The advantage of -output_style 2 is that it can be filtered for a chromosome of interest to determine its contribution to the links.

> bin/binlinks -output_style 2 | grep =hs22
hs14 18000000 18999999 688034.0000 fill_color=hs22
hs14 19000000 19999999 264389.0000 fill_color=hs22
hs14 20000000 20999999 0.0000 fill_color=hs22

creating stacked histograms

Finally, -output_style 3 generates track data for stacked histograms.

> bin/binlinks -output_style 3
hs14 18000000 18999999 0.0000,0.0000,0.0000,0.0000,0.0000,0.0000,

The data is written to STDOUT and the color list to STDERR, so you should redirect them appropriately.
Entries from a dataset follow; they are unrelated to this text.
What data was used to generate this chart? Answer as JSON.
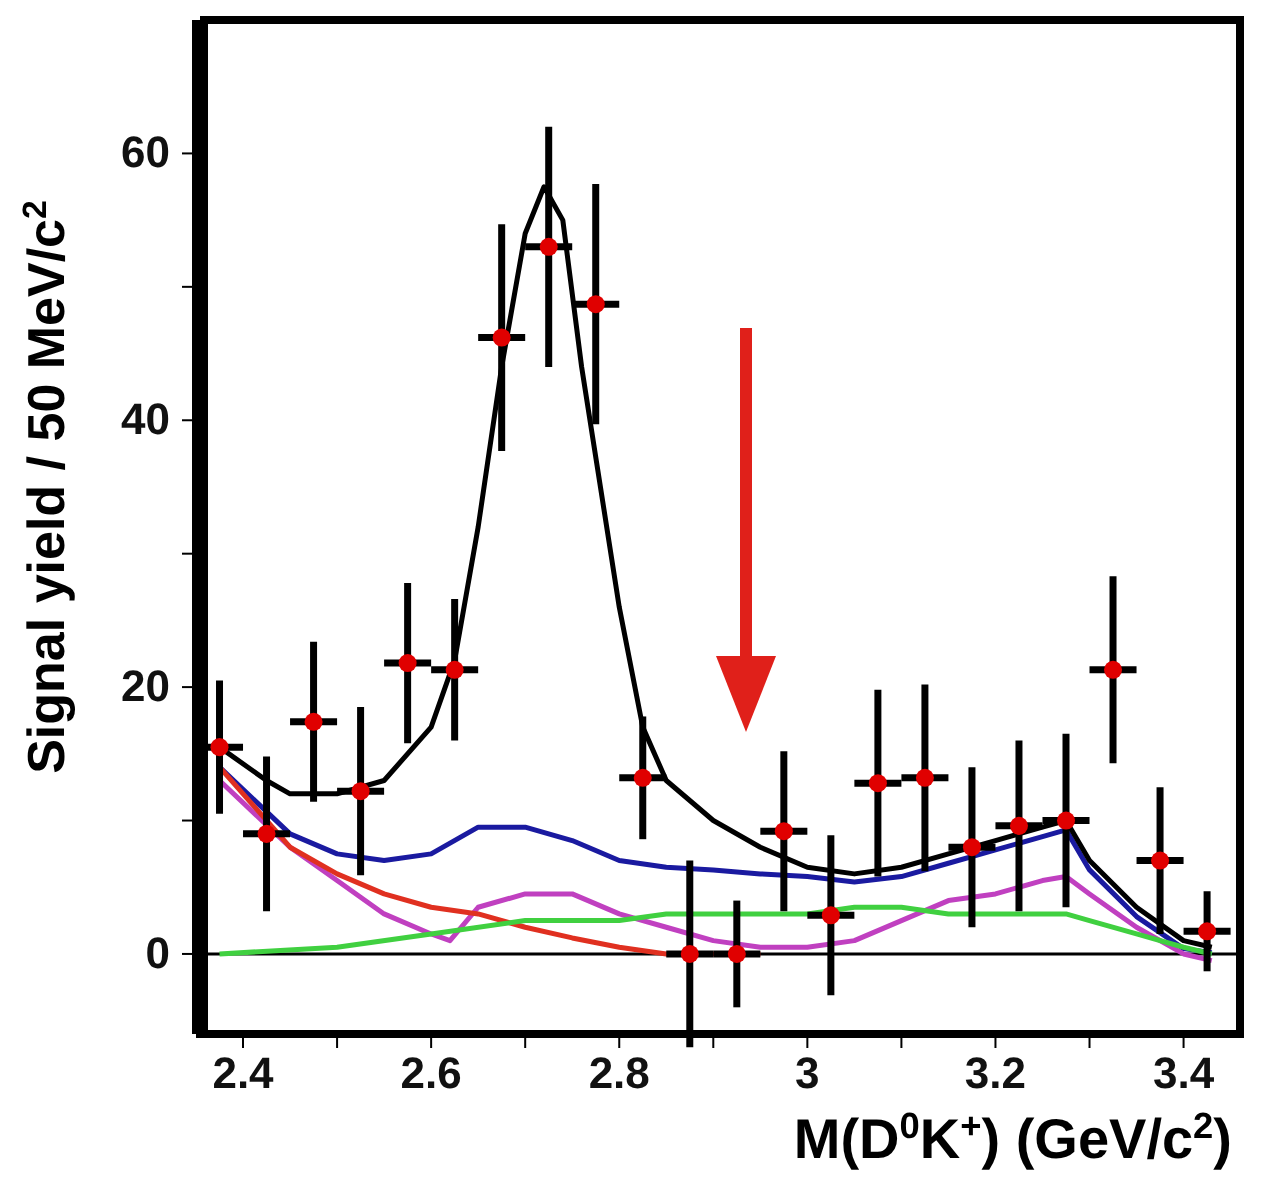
{
  "chart_data": {
    "type": "scatter",
    "xlabel": "M(D$^{0}$K$^{+}$) (GeV/c$^{2}$)",
    "ylabel": "Signal yield / 50 MeV/c$^{2}$",
    "xlim": [
      2.35,
      3.46
    ],
    "xticks": [
      2.4,
      {
        "value": 2.5,
        "label": null
      },
      2.6,
      {
        "value": 2.7,
        "label": null
      },
      2.8,
      {
        "value": 2.9,
        "label": null
      },
      3,
      {
        "value": 3.1,
        "label": null
      },
      3.2,
      {
        "value": 3.3,
        "label": null
      },
      3.4
    ],
    "ylim": [
      -6,
      70
    ],
    "yticks": [
      0,
      {
        "value": 10,
        "label": null
      },
      20,
      {
        "value": 30,
        "label": null
      },
      40,
      {
        "value": 50,
        "label": null
      },
      60
    ],
    "grid": false,
    "legend": false,
    "ref_lines": [
      {
        "axis": "y",
        "value": 0,
        "color": "#000000"
      }
    ],
    "series": [
      {
        "type": "line",
        "color": "#1a1aa0",
        "marker": "none",
        "x": [
          2.375,
          2.45,
          2.5,
          2.55,
          2.6,
          2.65,
          2.7,
          2.75,
          2.8,
          2.85,
          2.9,
          2.95,
          3.0,
          3.05,
          3.1,
          3.15,
          3.2,
          3.25,
          3.275,
          3.3,
          3.35,
          3.4,
          3.43
        ],
        "values": [
          14,
          9,
          7.5,
          7,
          7.5,
          9.5,
          9.5,
          8.5,
          7,
          6.5,
          6.3,
          6,
          5.8,
          5.4,
          5.8,
          6.8,
          7.8,
          8.8,
          9.3,
          6.3,
          2.8,
          0.4,
          0.1
        ]
      },
      {
        "type": "line",
        "color": "#c040c0",
        "marker": "none",
        "x": [
          2.375,
          2.45,
          2.5,
          2.55,
          2.6,
          2.62,
          2.65,
          2.7,
          2.75,
          2.8,
          2.85,
          2.9,
          2.95,
          3.0,
          3.05,
          3.1,
          3.15,
          3.2,
          3.25,
          3.275,
          3.3,
          3.35,
          3.4,
          3.43
        ],
        "values": [
          13,
          8,
          5.5,
          3,
          1.5,
          1,
          3.5,
          4.5,
          4.5,
          3,
          2,
          1,
          0.5,
          0.5,
          1,
          2.5,
          4,
          4.5,
          5.5,
          5.8,
          4.5,
          2,
          0,
          -0.5
        ]
      },
      {
        "type": "line",
        "color": "#e03020",
        "marker": "none",
        "x": [
          2.375,
          2.45,
          2.5,
          2.55,
          2.6,
          2.65,
          2.7,
          2.75,
          2.8,
          2.85,
          2.95
        ],
        "values": [
          14,
          8,
          6,
          4.5,
          3.5,
          3,
          2,
          1.2,
          0.5,
          0,
          0
        ]
      },
      {
        "type": "line",
        "color": "#40d040",
        "marker": "none",
        "x": [
          2.375,
          2.5,
          2.6,
          2.7,
          2.8,
          2.85,
          2.9,
          3.0,
          3.05,
          3.1,
          3.15,
          3.2,
          3.25,
          3.275,
          3.3,
          3.35,
          3.4,
          3.43
        ],
        "values": [
          0,
          0.5,
          1.5,
          2.5,
          2.5,
          3,
          3,
          3,
          3.5,
          3.5,
          3,
          3,
          3,
          3,
          2.5,
          1.5,
          0.5,
          0
        ]
      },
      {
        "type": "line",
        "color": "#000000",
        "marker": "none",
        "x": [
          2.375,
          2.425,
          2.45,
          2.5,
          2.55,
          2.6,
          2.625,
          2.65,
          2.675,
          2.7,
          2.72,
          2.74,
          2.76,
          2.8,
          2.825,
          2.85,
          2.9,
          2.95,
          3.0,
          3.05,
          3.1,
          3.15,
          3.2,
          3.25,
          3.275,
          3.3,
          3.35,
          3.4,
          3.43
        ],
        "values": [
          15.5,
          13,
          12,
          12,
          13,
          17,
          22,
          32,
          44,
          54,
          57.5,
          55,
          44,
          26,
          17,
          13,
          10,
          8,
          6.5,
          6,
          6.5,
          7.5,
          8.5,
          9.5,
          10,
          7,
          3.5,
          1,
          0.5
        ]
      },
      {
        "color": "#e00000",
        "marker": "circle",
        "x": [
          2.375,
          2.425,
          2.475,
          2.525,
          2.575,
          2.625,
          2.675,
          2.725,
          2.775,
          2.825,
          2.875,
          2.925,
          2.975,
          3.025,
          3.075,
          3.125,
          3.175,
          3.225,
          3.275,
          3.325,
          3.375,
          3.425
        ],
        "values": [
          15.5,
          9,
          17.4,
          12.2,
          21.8,
          21.3,
          46.2,
          53,
          48.7,
          13.2,
          0,
          0,
          9.2,
          2.9,
          12.8,
          13.2,
          8,
          9.6,
          10,
          21.3,
          7,
          1.7
        ],
        "errors": [
          5,
          5.8,
          6,
          6.3,
          6,
          5.3,
          8.5,
          9,
          9,
          4.6,
          7,
          4,
          6,
          6,
          7,
          7,
          6,
          6.4,
          6.5,
          7,
          5.5,
          3
        ],
        "xerrors": [
          0.025,
          0.025,
          0.025,
          0.025,
          0.025,
          0.025,
          0.025,
          0.025,
          0.025,
          0.025,
          0.025,
          0.025,
          0.025,
          0.025,
          0.025,
          0.025,
          0.025,
          0.025,
          0.025,
          0.025,
          0.025,
          0.025
        ]
      }
    ]
  }
}
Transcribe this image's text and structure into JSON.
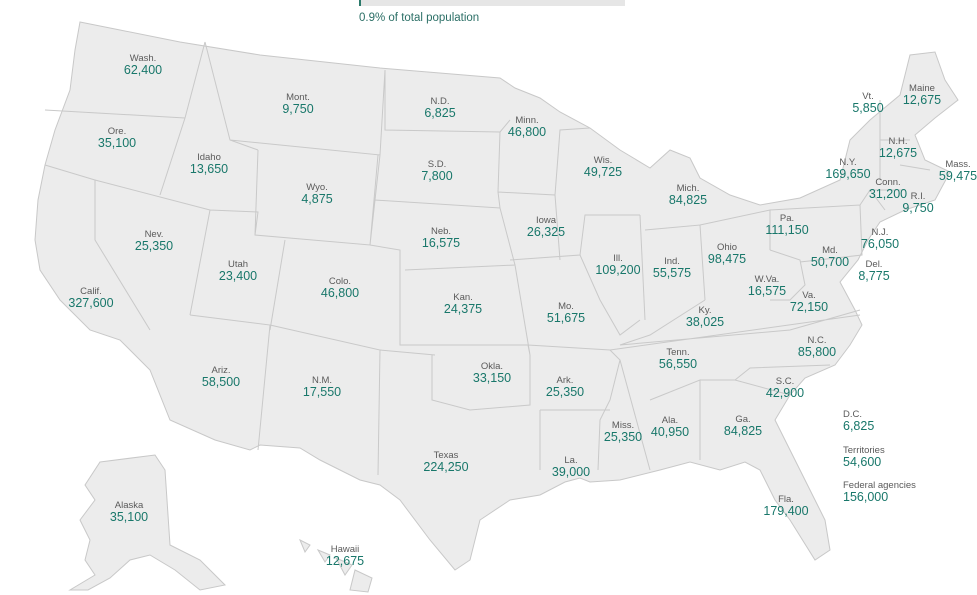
{
  "legend": {
    "text": "0.9% of total population",
    "fraction": 0.009
  },
  "states": [
    {
      "name": "Wash.",
      "value": "62,400"
    },
    {
      "name": "Ore.",
      "value": "35,100"
    },
    {
      "name": "Calif.",
      "value": "327,600"
    },
    {
      "name": "Nev.",
      "value": "25,350"
    },
    {
      "name": "Idaho",
      "value": "13,650"
    },
    {
      "name": "Mont.",
      "value": "9,750"
    },
    {
      "name": "Wyo.",
      "value": "4,875"
    },
    {
      "name": "Utah",
      "value": "23,400"
    },
    {
      "name": "Ariz.",
      "value": "58,500"
    },
    {
      "name": "Colo.",
      "value": "46,800"
    },
    {
      "name": "N.M.",
      "value": "17,550"
    },
    {
      "name": "N.D.",
      "value": "6,825"
    },
    {
      "name": "S.D.",
      "value": "7,800"
    },
    {
      "name": "Neb.",
      "value": "16,575"
    },
    {
      "name": "Kan.",
      "value": "24,375"
    },
    {
      "name": "Okla.",
      "value": "33,150"
    },
    {
      "name": "Texas",
      "value": "224,250"
    },
    {
      "name": "Minn.",
      "value": "46,800"
    },
    {
      "name": "Iowa",
      "value": "26,325"
    },
    {
      "name": "Mo.",
      "value": "51,675"
    },
    {
      "name": "Ark.",
      "value": "25,350"
    },
    {
      "name": "La.",
      "value": "39,000"
    },
    {
      "name": "Wis.",
      "value": "49,725"
    },
    {
      "name": "Ill.",
      "value": "109,200"
    },
    {
      "name": "Mich.",
      "value": "84,825"
    },
    {
      "name": "Ind.",
      "value": "55,575"
    },
    {
      "name": "Ohio",
      "value": "98,475"
    },
    {
      "name": "Ky.",
      "value": "38,025"
    },
    {
      "name": "Tenn.",
      "value": "56,550"
    },
    {
      "name": "Miss.",
      "value": "25,350"
    },
    {
      "name": "Ala.",
      "value": "40,950"
    },
    {
      "name": "Ga.",
      "value": "84,825"
    },
    {
      "name": "Fla.",
      "value": "179,400"
    },
    {
      "name": "S.C.",
      "value": "42,900"
    },
    {
      "name": "N.C.",
      "value": "85,800"
    },
    {
      "name": "Va.",
      "value": "72,150"
    },
    {
      "name": "W.Va.",
      "value": "16,575"
    },
    {
      "name": "Md.",
      "value": "50,700"
    },
    {
      "name": "Del.",
      "value": "8,775"
    },
    {
      "name": "Pa.",
      "value": "111,150"
    },
    {
      "name": "N.J.",
      "value": "76,050"
    },
    {
      "name": "N.Y.",
      "value": "169,650"
    },
    {
      "name": "Conn.",
      "value": "31,200"
    },
    {
      "name": "R.I.",
      "value": "9,750"
    },
    {
      "name": "Mass.",
      "value": "59,475"
    },
    {
      "name": "Vt.",
      "value": "5,850"
    },
    {
      "name": "N.H.",
      "value": "12,675"
    },
    {
      "name": "Maine",
      "value": "12,675"
    },
    {
      "name": "Alaska",
      "value": "35,100"
    },
    {
      "name": "Hawaii",
      "value": "12,675"
    }
  ],
  "other": [
    {
      "name": "D.C.",
      "value": "6,825"
    },
    {
      "name": "Territories",
      "value": "54,600"
    },
    {
      "name": "Federal agencies",
      "value": "156,000"
    }
  ]
}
# redirect histogram values to a file and send STDERR to terminal - cut and paste 
# the color values into the histogram  block
> bin/binlinks -output_style 3 > data.txt 

The colors will be named after the target chromosomes. I typically use hsNNN for human chromosomes (to distinguish them from chromosomes of other species such as mouse (mmNNN), rat (rnNNN), and so on). However, chromosome colors are encoded with names chr1, chr2, chr3, and so on. You'll need to either change (or add) color definitions in etc/colors.conf in the Circos distribution or rename the colors from CHRPREFIXNNN to chrNNN.